The court refused to give the instruction prayed for, but did instruct the jury "that the acceptance of an endorsed note in payment of a debt due is not a trading in things prohibited by the act."
The court also instructed the jury that the discount taken by the Bank of the United States was not usurious and would not defeat their right to recover the amount of the note.
It also appeared in evidence that the board of directors of the Planters' Bank, on 21 of October, 1818, passed a resolution
"That the president and cashier be authorized to adopt the
most effectual measures to liquidate, the soonest possible, the balance due to the office of discount and deposit in this city [New Orleans], as well as all others presently due and which may in the future become due to any banks of the city."
The endorsement of the note was made to the Bank of the United States on 5 September, 1819, and before the commencement of the present suit, to-wit, on 27 June, 1820, the board of directors of the Planters' Bank passed another resolution, to which the corporate seal was annexed, declaring that the two notes of the defendant below (of which the note now in question was one)
"were endorsed by the late cashier of the Planters' Bank, by authority of the president and directors, and delivered to the office of discount and deposit of the Bank of the United States, and the amount passed to the credit of the Planters' Bank,"
"the said board of directors do hereby ratify and confirm the said act of their said cashier as the act of the president, directors, and company of the Planters' Bank."
Upon this evidence, the court instructed the jury that the cashier had authority to endorse the note and that his endorsement operated a valid transfer.
It further appeared in evidence that the said note was originally given as a part consideration for the purchase money of a plantation and slaves purchased by the defendant below of Nelder, with a covenant to warrant and defend.
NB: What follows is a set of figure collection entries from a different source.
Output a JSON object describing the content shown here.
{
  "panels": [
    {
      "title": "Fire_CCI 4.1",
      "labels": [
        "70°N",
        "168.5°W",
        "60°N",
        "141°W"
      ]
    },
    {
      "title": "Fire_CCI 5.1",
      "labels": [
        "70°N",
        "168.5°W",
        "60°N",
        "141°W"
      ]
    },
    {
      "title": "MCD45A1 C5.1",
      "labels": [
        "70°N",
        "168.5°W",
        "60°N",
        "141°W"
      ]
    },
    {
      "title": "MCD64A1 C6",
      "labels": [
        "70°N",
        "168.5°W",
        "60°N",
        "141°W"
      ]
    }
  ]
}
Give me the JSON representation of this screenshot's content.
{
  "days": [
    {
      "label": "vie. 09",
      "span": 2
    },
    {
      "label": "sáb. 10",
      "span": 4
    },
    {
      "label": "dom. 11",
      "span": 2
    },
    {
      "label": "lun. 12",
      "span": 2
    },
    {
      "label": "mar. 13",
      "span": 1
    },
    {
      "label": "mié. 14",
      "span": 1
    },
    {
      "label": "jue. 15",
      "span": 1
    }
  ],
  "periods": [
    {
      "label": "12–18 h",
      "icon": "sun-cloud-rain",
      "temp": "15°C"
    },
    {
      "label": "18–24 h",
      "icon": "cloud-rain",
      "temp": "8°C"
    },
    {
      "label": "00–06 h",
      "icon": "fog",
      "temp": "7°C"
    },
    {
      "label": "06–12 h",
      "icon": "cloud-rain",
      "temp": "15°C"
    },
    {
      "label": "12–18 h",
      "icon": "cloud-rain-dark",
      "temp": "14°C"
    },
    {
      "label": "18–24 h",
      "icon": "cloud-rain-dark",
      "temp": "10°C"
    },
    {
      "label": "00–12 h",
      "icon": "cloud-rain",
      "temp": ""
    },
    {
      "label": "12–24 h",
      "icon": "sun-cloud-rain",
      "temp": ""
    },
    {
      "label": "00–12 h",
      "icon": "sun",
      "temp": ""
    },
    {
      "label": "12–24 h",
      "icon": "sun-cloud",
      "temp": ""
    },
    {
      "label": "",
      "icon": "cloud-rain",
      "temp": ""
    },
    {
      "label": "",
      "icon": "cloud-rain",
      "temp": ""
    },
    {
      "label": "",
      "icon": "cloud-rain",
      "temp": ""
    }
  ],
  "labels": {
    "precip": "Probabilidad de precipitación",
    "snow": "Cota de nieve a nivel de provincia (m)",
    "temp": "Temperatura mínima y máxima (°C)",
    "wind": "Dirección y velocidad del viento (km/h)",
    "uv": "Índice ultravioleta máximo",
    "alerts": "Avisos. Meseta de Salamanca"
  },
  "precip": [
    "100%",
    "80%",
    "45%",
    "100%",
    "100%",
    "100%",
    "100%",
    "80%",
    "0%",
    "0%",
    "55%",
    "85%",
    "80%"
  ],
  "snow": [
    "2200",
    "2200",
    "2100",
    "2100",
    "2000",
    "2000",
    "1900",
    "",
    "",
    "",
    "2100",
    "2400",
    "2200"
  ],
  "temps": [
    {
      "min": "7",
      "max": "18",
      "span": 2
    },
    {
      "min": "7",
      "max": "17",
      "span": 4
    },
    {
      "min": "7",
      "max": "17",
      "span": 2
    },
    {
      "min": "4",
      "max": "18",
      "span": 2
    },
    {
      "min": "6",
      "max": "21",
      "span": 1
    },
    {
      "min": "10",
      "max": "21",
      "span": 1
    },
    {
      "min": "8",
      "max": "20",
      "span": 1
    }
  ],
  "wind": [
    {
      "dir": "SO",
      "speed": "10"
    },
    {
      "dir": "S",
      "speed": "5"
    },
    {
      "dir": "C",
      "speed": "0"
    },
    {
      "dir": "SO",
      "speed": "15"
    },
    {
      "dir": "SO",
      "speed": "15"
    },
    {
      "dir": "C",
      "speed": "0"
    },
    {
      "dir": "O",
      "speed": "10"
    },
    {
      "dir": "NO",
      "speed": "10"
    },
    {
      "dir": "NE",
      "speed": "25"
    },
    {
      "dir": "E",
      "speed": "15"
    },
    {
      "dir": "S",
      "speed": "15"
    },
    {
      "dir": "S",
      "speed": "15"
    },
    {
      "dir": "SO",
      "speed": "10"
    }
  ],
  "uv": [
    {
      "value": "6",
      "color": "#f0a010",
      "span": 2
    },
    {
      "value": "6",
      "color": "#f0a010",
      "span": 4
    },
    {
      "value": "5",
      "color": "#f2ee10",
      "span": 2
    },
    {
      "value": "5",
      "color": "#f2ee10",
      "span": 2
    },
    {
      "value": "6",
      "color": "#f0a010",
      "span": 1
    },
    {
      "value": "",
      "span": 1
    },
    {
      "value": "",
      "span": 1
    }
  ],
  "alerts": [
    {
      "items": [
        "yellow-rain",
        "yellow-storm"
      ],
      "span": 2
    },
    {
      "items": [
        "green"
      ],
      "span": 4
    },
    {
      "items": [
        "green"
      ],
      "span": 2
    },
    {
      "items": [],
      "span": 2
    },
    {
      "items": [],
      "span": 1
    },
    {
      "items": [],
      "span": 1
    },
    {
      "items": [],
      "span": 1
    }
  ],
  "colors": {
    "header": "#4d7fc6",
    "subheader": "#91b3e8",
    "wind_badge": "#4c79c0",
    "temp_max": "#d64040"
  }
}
The contract of sale was drawn up, executed, and recorded before a notary according to the laws
and usages of the State of Louisiana. The notary, upon the giving of this note and other notes for the purchase money by the defendant below, wrote on each note the words "ne varietur." The court instructed the jury that the writing of these words did not affect the negotiability of the note.
The defendant below excepted to these several instructions, and the jury found a verdict for the plaintiffs, on which judgment was rendered by the court below, and the cause was brought by writ of error to this Court.